A Preview–What Your Child on the Spectrum Really Needs: Advice From 12 Autistic Adults

Stories That Need To Be Told

I love listening to stories. The idea for this book came from my passion for storytelling and a special interest in the authority of personal experience. I studied the personal essay in graduate school and have continued using the transformative power of storytelling in a variety of different ways. My interest in autistic storytelling comes from living alongside my autistic brother and son.

When my son was diagnosed with autism at four, my husband and I sought the advice of every “expert” we were recommended to: doctors, therapists, psychologists, etc. But there was one problem with these professionals that left a big gap in our pursuit for the best support for our son–they weren’t autistic. I grew tired of the media stories about what I should or should not be doing as a parent of an autistic child.
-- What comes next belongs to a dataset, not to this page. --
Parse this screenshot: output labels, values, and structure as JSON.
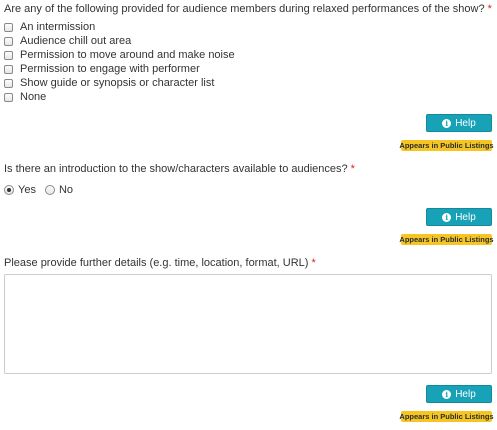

Avoid milk! Extra doses of vitamins! Try this really expensive supplement! Don’t eat broccoli in your first trimester! So…the broccoli reprimand I haven’t actually heard yet, but you get the idea. When I first started this project, I wanted to find out what autistic people thought of the overwhelming amount of therapy, behavioral, and diet advice out there. I soon realized this is where I should have started.

I began reaching out to the autistic community to solicit stories about what parents, family members, peers, therapists, or teachers did for or to them that helped or hurt their development. And their answers surprised me! The advice discussed here is easy-to-understand and immediately practical for parents of young children and autistic adults. Most contributors weren’t interested in the latest autism parenting best practices advertised in the media. Instead they emphasized how they wanted to be treated by society, and how neurotypicals often miss the mark. My interest in this disconnect has led to the creation of the Learn From Autistics website where I continually engage with the autistic community through this blog that has now published over 100 interviews.

The Contributors

I wanted the approach of this book to also underscore its main message: People on the spectrum are valuable and should lead the public conversation about autism. The topics addressed represent those the contributors identified as important to discuss. In this book, you’ll see a sample of autistic input from a variety of different personal and professional spaces. All of the contributors are verbal [in most situations]. Several are parents of autistic children. They are married, single, and have varied backgrounds and professions. They include writers, journalists, graduate students, international speakers, an IT professional, a stay-at-home mom, a hotel services employee, a stand-up comedian, a relationship coach, a data architect and analyst, and a Pulitzer-Prize-winning music critic. They are all interested in sharing their stories to help other autistic individuals and the families who love them.

Topics Addressed

Some of the topics they’ve chosen to discuss include:

  • Redefining communication breakdowns 
  • Discovering and supporting your child’s agenda 
  • Sensory Processing Disorder 
  • Behavioral therapies  
  • Encouraging self-advocacy and autism acceptance 
  • The problem with hiding autism 
  • Pursuing meaningful friendships (for you and your child) 
  • Educational advocacy 
  • Autistic success in the workplace 

This book is important because, in many ways, non-autistics haven’t prioritized the same agenda in their general autism support or advocacy efforts as individuals on the spectrum have. As an example, Australian stand-up comedian Jodie Van Wetering explains in this book, “Social skills are actually relatively low on the list of things I’d like addressed in order to have a happier and more productive life, but they’re the first (and usually only) thing therapists want to talk about.” I believe the more we welcome and engage with the autistic community, the closer society will become to advocating for what autistic people actually want, thus better meeting their needs.

Promoting Positive Autistic Identity

Each chapter contains reflection questions that prompt readers to think critically about their perceptions of autism and their autistic child in regards to the advice that each contributor discusses. I’m hoping readers gain a better understanding of the autistic condition so they can help the autistic children around them develop a positive autistic identity and respectfully support and improve the lives of the autistic adults throughout their lives. This book is an effort to support autistics whose voices are not acknowledged enough in the neurotypical world. I hope this book helps change the way you think about autism and your children, both young and old. Writing it has done so for me.